How Can I Become a Nature Illustrator?
Research what it takes to become a nature illustrator. Learn about education requirements, important job skills, potential employers and salary to find out if this is the career for you.
What Is a Nature Illustrator?
A nature illustrator is someone who produces drawings of nature scenes, animals or natural processes. Their work may be used in printed form for cards, calendars or wall art. They may also produce work that is used to illustrate information in books or other printed materials. They are skilled artists who are capable of producing an accurate two-dimensional rendering of natural objects or animals.
|Education Required||None, though formal training through a fine arts degree program is common|
|Key Skills||Manual dexterity, observational skills, an ability to convey depth and proportion|
|Job Growth (2018-2028)||% (for all fine artists, including illustrators)*|
|Median Salary (2018)||$49,380 (for all fine artists, including illustrators)*|
Source: *U.S. Bureau of Labor Statistics
What Kind of Education Do I Need to be a Nature Illustrator?
Artistic pursuits such as drawing or illustration do not necessarily demand formal education. Despite this, many hopeful artists pursue postsecondary educational opportunities. A 4-year bachelor's degree program in art should provide you with critique from established artists, space for conceptual development and an environment in which to hone your skills.
Most colleges and universities have 4-year bachelor's degree programs in art with specializations in drawing. In these settings, you will likely be required to satisfy core curriculum requirements in the humanities or sciences. Your coursework in art will typically emphasize studio experience, as well as offer exposure to fundamental art critique and history. Most programs also demand that you establish a collection of your work to demonstrate the evolution, nature and quality of your pieces.
Beyond a traditional bachelor's degree, you may pursue 4-year degree programs at technical schools or private fine arts institutions. These programs may not have general curriculum requirements outside of your field, and often focus solely on the technical aspects of art.
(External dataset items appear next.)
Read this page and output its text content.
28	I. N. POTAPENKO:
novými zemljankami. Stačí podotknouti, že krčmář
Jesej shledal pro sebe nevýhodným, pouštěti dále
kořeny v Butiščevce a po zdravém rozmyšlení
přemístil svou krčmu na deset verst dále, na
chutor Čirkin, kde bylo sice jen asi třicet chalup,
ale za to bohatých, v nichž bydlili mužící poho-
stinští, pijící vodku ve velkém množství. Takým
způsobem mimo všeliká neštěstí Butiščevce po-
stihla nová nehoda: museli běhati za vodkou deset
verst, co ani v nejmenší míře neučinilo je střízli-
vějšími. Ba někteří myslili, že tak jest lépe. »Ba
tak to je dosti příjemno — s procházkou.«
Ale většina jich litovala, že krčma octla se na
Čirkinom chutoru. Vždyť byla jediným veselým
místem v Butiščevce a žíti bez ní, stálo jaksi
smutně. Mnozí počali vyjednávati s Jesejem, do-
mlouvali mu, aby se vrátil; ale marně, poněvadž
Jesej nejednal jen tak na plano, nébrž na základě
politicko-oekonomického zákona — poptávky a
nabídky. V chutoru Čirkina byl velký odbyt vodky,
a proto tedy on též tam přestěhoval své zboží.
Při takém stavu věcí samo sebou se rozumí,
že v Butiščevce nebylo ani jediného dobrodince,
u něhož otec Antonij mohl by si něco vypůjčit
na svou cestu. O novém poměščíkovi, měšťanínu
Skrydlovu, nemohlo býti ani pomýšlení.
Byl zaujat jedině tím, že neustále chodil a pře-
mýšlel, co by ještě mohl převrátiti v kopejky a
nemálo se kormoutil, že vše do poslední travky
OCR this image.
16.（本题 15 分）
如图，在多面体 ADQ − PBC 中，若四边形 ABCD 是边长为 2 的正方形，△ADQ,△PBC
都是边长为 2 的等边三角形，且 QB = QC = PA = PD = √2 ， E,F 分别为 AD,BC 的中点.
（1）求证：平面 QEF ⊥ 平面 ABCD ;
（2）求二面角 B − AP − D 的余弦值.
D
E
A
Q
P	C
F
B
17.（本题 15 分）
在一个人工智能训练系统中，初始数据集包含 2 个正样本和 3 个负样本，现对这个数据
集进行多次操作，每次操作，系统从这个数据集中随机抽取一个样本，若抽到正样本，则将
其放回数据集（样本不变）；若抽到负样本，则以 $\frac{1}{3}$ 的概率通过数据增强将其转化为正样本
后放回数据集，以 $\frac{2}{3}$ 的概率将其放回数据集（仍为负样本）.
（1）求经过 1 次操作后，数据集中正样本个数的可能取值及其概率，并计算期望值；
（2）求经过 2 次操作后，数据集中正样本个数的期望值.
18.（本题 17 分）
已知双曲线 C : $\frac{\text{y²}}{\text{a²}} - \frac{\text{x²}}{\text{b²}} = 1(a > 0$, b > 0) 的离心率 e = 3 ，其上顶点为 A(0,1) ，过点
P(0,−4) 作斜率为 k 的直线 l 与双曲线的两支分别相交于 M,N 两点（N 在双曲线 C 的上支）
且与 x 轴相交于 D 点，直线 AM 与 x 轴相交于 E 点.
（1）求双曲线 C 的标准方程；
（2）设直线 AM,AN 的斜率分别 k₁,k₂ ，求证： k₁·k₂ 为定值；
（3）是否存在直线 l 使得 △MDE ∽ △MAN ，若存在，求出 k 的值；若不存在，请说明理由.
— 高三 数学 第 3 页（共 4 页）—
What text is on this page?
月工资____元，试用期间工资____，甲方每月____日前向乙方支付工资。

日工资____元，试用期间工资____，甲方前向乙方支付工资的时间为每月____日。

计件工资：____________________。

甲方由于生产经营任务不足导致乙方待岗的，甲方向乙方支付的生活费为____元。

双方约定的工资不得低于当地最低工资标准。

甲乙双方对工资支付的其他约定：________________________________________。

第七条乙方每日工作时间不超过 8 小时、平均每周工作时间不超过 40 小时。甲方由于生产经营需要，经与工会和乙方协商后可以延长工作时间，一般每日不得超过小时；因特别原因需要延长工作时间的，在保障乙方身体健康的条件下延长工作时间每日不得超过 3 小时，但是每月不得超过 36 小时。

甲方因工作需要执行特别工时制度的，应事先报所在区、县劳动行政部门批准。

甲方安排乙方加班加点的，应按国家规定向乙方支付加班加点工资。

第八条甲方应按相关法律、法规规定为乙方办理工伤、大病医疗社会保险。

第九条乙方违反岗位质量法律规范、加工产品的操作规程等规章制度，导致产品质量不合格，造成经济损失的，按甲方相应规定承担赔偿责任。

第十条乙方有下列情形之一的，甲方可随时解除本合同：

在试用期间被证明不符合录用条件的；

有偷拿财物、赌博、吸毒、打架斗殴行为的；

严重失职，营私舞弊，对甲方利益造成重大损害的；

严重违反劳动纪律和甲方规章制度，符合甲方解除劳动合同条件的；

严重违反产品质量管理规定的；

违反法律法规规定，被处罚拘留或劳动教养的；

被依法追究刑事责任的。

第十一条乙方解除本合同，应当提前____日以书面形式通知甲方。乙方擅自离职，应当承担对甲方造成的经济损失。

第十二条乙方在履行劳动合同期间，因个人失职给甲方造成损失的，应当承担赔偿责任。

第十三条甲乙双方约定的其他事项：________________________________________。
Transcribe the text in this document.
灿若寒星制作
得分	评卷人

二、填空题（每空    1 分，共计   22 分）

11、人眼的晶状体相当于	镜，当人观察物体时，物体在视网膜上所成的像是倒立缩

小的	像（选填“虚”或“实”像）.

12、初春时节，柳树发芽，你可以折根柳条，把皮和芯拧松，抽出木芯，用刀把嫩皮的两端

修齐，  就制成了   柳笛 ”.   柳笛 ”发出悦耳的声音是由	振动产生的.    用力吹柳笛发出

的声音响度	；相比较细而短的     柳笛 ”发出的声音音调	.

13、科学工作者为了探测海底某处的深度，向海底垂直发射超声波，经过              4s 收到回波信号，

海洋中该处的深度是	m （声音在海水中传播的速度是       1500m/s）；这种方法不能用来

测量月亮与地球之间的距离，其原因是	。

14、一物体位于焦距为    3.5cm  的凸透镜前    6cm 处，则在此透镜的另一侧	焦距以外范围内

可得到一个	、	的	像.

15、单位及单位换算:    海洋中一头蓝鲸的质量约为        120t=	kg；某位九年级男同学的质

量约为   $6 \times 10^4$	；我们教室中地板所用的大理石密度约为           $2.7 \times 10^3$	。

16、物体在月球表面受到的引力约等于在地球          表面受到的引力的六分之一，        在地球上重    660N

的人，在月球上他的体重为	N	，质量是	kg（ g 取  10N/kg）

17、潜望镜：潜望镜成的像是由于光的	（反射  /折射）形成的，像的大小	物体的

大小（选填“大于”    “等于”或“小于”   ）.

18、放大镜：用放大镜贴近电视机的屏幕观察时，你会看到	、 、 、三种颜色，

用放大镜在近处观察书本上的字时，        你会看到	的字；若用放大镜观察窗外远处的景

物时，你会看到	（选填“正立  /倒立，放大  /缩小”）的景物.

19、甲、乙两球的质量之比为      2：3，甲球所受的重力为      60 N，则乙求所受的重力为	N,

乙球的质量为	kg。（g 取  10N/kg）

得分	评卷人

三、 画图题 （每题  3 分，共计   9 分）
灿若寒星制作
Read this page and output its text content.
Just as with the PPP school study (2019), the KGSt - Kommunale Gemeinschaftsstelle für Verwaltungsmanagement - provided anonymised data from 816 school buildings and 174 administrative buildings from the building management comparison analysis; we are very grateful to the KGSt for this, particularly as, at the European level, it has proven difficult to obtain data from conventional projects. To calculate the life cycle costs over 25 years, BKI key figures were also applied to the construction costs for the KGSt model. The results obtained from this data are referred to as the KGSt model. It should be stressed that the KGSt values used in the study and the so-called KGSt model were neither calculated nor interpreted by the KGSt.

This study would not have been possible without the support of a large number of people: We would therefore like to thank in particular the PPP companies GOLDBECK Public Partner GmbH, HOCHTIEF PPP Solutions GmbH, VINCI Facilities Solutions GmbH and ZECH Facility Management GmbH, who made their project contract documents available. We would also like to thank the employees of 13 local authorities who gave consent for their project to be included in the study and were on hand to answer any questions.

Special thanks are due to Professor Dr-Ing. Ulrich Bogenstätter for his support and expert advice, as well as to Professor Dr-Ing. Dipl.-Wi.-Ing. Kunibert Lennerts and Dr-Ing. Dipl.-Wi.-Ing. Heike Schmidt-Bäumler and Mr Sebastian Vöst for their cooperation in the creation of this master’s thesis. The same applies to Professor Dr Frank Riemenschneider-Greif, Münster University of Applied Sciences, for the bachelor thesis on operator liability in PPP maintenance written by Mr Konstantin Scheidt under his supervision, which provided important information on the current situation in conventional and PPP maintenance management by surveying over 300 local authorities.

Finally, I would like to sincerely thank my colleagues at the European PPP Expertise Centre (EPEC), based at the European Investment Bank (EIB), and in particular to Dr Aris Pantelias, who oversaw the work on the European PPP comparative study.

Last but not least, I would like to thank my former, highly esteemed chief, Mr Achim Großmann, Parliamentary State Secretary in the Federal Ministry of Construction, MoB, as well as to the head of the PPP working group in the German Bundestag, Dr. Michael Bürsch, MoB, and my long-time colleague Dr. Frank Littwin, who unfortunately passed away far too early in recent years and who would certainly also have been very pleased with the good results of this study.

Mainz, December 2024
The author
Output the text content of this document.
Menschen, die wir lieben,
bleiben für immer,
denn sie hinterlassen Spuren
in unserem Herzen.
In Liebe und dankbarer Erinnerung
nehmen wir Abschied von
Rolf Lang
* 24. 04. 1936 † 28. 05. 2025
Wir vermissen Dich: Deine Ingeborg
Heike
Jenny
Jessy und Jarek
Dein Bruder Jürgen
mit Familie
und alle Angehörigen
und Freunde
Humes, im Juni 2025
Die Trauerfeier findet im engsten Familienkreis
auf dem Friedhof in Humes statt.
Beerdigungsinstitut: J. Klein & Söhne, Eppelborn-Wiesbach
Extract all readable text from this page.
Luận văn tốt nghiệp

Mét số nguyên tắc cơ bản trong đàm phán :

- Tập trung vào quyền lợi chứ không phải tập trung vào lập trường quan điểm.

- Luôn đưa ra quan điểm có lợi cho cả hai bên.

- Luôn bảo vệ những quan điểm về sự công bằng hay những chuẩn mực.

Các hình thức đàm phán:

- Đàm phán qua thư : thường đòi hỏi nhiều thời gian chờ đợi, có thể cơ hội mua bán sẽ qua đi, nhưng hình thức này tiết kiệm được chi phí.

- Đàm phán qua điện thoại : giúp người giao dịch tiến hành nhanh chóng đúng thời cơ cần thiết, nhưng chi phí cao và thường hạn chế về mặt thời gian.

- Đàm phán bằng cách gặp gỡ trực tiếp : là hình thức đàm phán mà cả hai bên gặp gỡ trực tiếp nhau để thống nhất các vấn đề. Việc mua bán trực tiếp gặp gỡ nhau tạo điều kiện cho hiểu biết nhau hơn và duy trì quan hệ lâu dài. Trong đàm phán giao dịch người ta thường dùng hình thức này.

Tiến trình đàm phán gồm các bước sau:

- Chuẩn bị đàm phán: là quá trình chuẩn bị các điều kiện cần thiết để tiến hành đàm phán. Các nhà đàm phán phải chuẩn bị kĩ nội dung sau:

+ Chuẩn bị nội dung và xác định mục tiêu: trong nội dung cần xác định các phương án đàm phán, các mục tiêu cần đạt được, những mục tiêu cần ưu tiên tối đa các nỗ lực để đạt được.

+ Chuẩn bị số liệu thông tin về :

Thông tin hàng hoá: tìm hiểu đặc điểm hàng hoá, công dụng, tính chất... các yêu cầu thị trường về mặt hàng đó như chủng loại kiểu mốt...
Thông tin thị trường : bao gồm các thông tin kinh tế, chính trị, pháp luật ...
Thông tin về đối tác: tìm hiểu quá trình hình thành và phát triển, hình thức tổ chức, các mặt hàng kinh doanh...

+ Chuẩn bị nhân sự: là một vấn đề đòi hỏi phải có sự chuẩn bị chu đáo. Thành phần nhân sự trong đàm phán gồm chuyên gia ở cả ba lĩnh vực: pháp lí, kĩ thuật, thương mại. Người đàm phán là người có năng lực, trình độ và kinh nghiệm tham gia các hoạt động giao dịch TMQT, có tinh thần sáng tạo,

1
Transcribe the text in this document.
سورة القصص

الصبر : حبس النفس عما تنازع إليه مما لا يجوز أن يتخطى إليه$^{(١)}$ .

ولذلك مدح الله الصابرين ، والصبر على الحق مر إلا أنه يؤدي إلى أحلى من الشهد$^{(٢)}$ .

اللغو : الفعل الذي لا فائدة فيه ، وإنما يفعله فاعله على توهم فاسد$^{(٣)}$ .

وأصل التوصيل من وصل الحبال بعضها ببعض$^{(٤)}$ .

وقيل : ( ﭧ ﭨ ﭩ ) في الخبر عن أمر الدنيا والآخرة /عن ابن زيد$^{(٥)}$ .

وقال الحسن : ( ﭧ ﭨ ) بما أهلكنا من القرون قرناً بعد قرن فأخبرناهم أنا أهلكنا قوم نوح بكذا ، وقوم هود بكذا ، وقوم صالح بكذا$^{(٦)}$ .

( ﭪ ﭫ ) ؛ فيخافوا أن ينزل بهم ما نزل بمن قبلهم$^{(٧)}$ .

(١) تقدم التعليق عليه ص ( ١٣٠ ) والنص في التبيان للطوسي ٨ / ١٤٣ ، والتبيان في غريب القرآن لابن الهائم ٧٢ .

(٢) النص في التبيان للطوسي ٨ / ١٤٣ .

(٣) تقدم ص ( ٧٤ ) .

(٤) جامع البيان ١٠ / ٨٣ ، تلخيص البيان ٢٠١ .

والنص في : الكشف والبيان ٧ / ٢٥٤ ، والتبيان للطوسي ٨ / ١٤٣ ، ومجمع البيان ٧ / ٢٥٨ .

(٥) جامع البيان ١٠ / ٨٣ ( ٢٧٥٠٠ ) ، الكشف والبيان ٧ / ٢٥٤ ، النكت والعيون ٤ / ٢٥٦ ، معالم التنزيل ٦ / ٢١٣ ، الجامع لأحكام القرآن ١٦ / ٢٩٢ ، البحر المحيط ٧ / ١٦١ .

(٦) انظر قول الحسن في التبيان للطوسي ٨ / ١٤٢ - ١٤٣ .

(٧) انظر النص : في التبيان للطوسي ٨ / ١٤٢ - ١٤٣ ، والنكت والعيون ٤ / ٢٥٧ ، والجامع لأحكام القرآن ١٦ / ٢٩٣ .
You might also consider opportunities for graduate education. Many universities have master's degree programs in the arts that offer a specialization in drawing. These programs will emphasize individual development and often prepare you for professional positions in the art field.
What Kind of Skills Do I Need?
Steady hands, strong hand-eye coordination and a grasp of visual art are useful traits for aspiring illustrators. Because you will be rendering three-dimensional objects in two-dimensional representations, you should have a sense of space, proportion and depth on paper.
Where Can I Work?
Nature illustrators, or scientific illustrators, work in a variety of settings and mediums. You could draw representations for scientific publications or work in the educational publishing industry, providing material for textbooks. Some independent artists specialize in naturalistic artwork, and sell pieces in art galleries.
What Are Some Related Alternative Careers?
Multimedia artists and animators and sculptors share a common work objective with nature illustrators. All of these professionals use their artistic skills to produce an artistic rendering. Multimedia artists, like nature illustrators, are more likely to produce artistic content that will supplement other material. They may produce images that will be incorporated into a television show, movie or video game. Sculptors mold or join materials to make three-dimensional works of art. Multimedia artists and animators, sculptors and nature illustrators all must be capable of taking an idea and reproducing it in their artistic form. Multimedia artists and animators need a bachelor's degree; sculptors do not necessarily need a degree, although postsecondary studies may be an asset.